Israel's UN envoy says Palestinian recognition will not be blocked

Israeli officials have expressed concern about the diplomatic implications of statehood recognition and have carried out an intensive lobbying effort against it.

JERUSALEM // Israel will fail to block the Palestinian bid to win United Nations recognition of statehood next month, the country's envoy to the UN has said.

Only a few countries "will vote against the Palestinian initiative", wrote the envoy, Ron Prosor, in a secret cable last week to Israel's foreign ministry, excerpts of which were published yesterday in the Israeli daily Haaretz.

The most that Israel "can hope to gain is for a group of states who will abstain or be absent during the vote", the newspaper quotes Mr Prosor as saying.

The Palestinians need a simple majority of the UN's 193 member states to receive recognition.

Israeli officials have expressed concern about the diplomatic implications of statehood recognition and have carried out an intensive lobbying effort against it.

The disclosure of Mr Prosor's assessment came days after the US consul general in Jerusalem, Daniel Rubinstein, allegedly warned Palestinian officials that their statehood bid was "useless" and risked costing the Palestinians substantial US financial aid.

Mr Rubinstein issued the warning during a recent meeting in Jericho with Saeb Erekat, the chief Palestinian negotiator in talks with Israel, who made public his account of the conversation last week.

"If the Palestinian Authority insists on going to the Security Council, the US will use the veto," Mr Erekat quoted the US official as saying.

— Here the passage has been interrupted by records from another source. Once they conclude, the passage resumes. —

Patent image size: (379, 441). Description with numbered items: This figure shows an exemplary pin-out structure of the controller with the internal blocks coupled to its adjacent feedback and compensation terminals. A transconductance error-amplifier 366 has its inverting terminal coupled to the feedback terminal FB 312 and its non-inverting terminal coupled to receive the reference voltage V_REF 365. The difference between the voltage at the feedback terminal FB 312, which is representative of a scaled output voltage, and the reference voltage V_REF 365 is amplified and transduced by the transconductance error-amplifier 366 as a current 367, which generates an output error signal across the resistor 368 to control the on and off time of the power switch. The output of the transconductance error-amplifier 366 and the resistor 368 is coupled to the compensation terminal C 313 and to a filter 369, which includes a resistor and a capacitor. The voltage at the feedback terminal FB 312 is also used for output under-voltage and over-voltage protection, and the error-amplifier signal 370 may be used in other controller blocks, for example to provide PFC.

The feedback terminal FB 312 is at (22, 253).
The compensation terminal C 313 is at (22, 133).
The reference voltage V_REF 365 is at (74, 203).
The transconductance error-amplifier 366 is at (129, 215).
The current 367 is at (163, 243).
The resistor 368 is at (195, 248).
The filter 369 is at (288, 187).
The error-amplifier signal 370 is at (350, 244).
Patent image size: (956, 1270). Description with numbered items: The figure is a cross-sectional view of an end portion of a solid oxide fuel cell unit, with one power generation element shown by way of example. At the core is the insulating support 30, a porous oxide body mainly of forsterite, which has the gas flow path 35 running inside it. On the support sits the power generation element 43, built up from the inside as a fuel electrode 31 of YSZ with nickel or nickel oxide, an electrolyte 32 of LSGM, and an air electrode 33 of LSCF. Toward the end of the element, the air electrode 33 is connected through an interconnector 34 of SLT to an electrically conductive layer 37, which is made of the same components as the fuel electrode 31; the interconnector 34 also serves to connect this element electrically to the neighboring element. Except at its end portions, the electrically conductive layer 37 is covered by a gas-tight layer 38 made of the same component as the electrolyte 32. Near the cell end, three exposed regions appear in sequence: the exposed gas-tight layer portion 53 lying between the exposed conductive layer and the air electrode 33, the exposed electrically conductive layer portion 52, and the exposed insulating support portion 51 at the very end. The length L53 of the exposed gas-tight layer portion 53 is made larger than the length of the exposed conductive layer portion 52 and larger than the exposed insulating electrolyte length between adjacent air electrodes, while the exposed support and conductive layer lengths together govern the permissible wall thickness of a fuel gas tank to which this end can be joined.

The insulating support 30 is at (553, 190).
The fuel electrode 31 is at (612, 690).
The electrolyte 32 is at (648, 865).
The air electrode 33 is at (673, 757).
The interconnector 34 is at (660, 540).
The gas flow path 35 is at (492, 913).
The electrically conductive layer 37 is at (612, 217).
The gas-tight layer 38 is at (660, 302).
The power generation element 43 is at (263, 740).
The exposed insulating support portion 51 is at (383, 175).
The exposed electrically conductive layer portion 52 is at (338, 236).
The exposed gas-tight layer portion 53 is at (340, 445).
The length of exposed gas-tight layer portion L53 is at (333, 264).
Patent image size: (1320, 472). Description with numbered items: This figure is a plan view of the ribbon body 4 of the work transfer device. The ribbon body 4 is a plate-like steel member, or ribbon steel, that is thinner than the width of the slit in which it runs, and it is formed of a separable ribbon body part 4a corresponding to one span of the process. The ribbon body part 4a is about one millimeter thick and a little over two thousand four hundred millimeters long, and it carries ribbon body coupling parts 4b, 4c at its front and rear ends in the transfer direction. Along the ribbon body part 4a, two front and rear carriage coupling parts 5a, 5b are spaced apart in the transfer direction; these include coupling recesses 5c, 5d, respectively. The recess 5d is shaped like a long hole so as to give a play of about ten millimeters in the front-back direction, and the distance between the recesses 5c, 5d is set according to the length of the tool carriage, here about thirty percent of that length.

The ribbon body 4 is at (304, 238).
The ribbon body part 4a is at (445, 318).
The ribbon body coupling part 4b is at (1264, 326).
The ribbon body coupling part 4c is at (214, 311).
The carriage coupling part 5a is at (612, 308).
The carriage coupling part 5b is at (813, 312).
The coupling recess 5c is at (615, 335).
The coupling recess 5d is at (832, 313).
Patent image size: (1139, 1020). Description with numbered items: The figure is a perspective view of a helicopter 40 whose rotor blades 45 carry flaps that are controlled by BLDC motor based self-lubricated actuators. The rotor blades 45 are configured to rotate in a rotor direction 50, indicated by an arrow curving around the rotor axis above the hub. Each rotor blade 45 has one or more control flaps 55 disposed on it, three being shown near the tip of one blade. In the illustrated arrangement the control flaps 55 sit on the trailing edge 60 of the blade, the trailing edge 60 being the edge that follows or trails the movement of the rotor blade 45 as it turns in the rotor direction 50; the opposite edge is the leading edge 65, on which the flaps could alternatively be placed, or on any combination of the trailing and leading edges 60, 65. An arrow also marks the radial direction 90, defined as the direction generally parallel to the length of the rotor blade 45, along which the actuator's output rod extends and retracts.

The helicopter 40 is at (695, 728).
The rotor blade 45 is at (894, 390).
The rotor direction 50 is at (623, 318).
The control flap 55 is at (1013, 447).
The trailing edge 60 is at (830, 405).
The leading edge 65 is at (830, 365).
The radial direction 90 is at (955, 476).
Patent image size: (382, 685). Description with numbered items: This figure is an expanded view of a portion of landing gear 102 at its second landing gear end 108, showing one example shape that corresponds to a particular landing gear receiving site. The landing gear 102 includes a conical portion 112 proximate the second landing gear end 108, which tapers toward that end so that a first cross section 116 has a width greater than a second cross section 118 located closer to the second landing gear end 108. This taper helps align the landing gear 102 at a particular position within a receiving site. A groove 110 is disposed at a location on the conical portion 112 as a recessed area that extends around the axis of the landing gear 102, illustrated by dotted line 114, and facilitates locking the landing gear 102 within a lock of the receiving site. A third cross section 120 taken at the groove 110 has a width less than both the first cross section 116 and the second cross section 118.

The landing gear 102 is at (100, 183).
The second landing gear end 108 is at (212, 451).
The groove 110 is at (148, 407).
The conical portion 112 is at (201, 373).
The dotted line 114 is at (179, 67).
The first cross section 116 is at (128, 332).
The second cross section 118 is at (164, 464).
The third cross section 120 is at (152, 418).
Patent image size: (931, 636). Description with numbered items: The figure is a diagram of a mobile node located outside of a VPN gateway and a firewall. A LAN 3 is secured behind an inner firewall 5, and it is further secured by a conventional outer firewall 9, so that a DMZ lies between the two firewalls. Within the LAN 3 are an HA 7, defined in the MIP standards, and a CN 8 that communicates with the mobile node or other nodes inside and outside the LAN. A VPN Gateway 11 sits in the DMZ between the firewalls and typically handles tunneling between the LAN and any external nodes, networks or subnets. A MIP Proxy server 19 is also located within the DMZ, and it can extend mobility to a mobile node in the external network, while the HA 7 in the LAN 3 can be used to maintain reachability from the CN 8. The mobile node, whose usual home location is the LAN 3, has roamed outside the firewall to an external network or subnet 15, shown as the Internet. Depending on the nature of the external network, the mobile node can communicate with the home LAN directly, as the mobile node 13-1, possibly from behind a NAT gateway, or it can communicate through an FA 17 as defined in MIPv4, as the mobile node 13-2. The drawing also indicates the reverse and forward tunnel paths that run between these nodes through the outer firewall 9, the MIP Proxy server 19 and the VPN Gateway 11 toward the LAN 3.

Although the Obama administration has publicly voiced its opposition to the statehood bid, Mr Rubinstein made it clear that the US Congress, where Israel enjoys widespread support, would lead the effort to punish the Palestinians, including a cut in US aid, if they did not stand down.

On Saturday, Arlissa Reynolds, a spokeswoman for the US consulate in Jerusalem, disputed Mr Erekat's account of the meeting.

"While we cannot get into private diplomatic discussions, this report is not an accurate portrayal of the US position, nor did [Consular General] Rubinstein make the comments purported in the media", Ms Reynolds said in a statement published by the official Palestinian news agency Wafa.

She noted that the US president, Barack Obama, has made it clear that "initiatives through the UN will not bring about the two-state solution and enduring peace, which both the parties and the US seek".

Both Israel and the United States have urged the Palestinian Authority president, Mahmoud Abbas, to return to US-sponsored peace negotiations. Those talks broke down last year because Israel refused to stop building settlements in the West Bank.

Mr Abbas said on Saturday that he would halt the UN bid if Israel first halted settlement construction and agreed to the borders that prevailed before the 1967 war as a basis for negotiations.

"Without this, we will continue going to the UN," he said.

Those demands appear unlikely to be met, and all expectations are that the Palestinian president will put the statehood measure to the UN secretary general, Ban Ki-moon, for consideration on September 20.

Palestinian officials believe they have earned the support of more than enough countries to pass a General Assembly resolution recognising a Palestinian state. While not offering full UN recognition, such an endorsement would upgrade the Palestinians from observer to non-member-state status and provide them with enhanced access to UN institutions.

Last week, Honduras and El Salvador formally recognised Palestine as an independent state and China, a veto-wielding member of the Security Council, has said it would vote in favour of Palestinian statehood. Some 120 countries have so far recognised a Palestinian state.

Several key European Union states, including Britain, France and Spain, have not explicitly stated where they stand on the issue.